Study covariates and statistical analysis
Significant independent predictors, namely age, diagnosis year, CCI score, differentiation, pT, pN, hypertension, ischemic heart disease, heart valvular disease, cardiomyopathy, arrhythmias and conduction disorders, diabetes, adjuvant chemotherapy with anthracycline-based regimen, hormone receptor status, trastuzumab use, nodal surgery, hospital level (academic or nonacademic), and income, were analyzed using a multivariate analysis of the propensity score–weighted population to determine hazard ratios (HRs). We calculated the propensity score and applied inverse probability of treatment weighting (IPTW) to create a pseudo-study cohort; the weighted cohort avoids covariate bias and mimics randomized adjuvant WBRT or no adjuvant WBRT assignment: IPTW for patients with WBRT = 1/p(WBRT); IPTW for patients without WBRT = 1/(1 − p[WBRT]).[18, 19] The independent predictors were examined in multivariable analyses after IPTW adjustment. Moreover, they were controlled for and were stratified in the analysis. The endpoint was all-cause death in the women with left-side IDC and HFrEF who received BCS followed by adjuvant WBRT (Group 1, case group) and in the women with left IDC and HFrEF who received BCS and had no adjuvant WBRT (Group 2, control group).
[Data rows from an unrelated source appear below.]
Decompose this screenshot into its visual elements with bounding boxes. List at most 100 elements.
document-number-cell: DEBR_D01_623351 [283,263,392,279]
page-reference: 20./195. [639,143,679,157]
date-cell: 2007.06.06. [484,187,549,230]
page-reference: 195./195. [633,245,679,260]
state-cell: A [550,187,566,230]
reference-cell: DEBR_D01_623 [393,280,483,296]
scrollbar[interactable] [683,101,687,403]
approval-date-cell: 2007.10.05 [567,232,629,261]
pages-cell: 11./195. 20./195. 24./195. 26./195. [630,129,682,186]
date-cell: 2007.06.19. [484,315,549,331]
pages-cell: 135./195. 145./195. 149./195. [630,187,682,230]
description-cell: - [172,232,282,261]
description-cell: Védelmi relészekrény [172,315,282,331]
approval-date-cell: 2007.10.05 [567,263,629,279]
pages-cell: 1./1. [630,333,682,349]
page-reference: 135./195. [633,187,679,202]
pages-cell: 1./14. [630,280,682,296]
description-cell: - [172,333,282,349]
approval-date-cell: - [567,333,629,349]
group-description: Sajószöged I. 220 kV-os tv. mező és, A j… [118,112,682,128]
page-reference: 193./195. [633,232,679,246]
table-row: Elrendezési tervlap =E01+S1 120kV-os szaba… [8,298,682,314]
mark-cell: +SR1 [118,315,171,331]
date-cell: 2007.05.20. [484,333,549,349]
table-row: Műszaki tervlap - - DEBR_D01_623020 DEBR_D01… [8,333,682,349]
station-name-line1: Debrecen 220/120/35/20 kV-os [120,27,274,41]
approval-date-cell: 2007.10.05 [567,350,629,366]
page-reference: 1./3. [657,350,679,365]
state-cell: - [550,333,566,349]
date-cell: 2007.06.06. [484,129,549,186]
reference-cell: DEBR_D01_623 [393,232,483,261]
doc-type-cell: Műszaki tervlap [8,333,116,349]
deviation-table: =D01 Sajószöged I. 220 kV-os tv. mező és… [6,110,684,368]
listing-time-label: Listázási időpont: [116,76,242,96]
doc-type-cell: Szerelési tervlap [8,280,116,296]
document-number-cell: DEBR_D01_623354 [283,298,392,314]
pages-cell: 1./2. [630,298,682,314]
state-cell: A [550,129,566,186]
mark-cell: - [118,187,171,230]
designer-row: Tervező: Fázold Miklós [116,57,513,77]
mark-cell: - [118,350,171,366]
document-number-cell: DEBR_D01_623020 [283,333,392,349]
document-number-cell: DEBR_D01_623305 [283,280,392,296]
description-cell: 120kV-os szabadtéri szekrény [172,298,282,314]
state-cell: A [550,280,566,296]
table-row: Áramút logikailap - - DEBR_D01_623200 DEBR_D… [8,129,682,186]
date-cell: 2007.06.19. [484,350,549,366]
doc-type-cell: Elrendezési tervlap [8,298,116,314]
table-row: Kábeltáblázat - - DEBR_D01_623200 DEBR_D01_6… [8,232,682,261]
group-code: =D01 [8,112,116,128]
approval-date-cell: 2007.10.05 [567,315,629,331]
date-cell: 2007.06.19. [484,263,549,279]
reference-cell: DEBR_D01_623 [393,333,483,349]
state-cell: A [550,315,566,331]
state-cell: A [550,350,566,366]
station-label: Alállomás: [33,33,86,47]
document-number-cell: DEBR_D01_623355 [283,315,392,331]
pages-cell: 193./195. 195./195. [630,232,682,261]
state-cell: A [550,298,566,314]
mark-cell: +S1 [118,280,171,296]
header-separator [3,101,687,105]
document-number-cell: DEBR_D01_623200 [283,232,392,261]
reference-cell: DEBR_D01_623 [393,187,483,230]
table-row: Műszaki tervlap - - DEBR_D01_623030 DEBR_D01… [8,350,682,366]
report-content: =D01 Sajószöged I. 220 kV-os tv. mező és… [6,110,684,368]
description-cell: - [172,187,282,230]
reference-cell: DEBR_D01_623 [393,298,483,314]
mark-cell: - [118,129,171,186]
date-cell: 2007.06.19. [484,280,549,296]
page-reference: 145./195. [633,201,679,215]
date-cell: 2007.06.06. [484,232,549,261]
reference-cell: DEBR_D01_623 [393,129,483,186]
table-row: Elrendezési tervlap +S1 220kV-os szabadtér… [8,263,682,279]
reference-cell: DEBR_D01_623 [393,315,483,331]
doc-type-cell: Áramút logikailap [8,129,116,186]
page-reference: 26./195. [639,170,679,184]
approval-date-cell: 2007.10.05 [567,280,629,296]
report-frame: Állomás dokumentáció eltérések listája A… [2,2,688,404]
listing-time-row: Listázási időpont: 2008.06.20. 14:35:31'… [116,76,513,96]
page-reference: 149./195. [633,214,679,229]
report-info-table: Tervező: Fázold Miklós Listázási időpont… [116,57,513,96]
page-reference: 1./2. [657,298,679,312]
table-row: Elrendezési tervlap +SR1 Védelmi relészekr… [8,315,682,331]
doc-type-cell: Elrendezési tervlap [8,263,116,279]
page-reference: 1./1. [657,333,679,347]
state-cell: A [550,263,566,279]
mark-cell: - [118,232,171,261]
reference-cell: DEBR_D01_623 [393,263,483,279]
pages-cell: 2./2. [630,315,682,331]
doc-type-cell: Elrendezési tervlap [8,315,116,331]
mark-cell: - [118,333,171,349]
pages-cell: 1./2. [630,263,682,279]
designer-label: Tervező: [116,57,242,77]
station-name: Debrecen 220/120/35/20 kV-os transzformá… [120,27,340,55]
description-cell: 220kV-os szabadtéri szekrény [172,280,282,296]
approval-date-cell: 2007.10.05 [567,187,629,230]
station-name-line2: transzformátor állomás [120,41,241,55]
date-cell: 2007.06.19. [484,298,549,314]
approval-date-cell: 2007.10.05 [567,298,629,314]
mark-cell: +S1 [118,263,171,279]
The cumulative incidence of death was estimated using the Kaplan–Meier method, and differences in the overall survival (OS), locoregional recurrence (LRR)–free survival, and distant metastasis (DM)–free survival between women with left IDC and HFrEF receiving BCS followed by adjuvant WBRT versus no adjuvant WBRT were determined using a log-rank test. After confounders were adjusted for, IPTW-adjusted models were used to determine the time from the index date to all-cause mortality in the women with left IDC and HFrEF who received BCS followed by adjuvant WBRT or no adjuvant WBRT. Subsequently, in a multivariate analysis, HRs were adjusted for age, diagnosis year, CCI scores, differentiation, pT, pN, hypertension, ischemic heart disease, heart valvular disease, cardiomyopathy, arrhythmias and conduction disorders, diabetes, adjuvant chemotherapy with anthracycline, hormone receptor status, trastuzumab use, nodal surgery, hospital levels, and incomes. All analyses were conducted using SAS (Version 9.3; SAS, Cary, NC, USA), and a two-tailed P value <0.05 was considered statistically significant.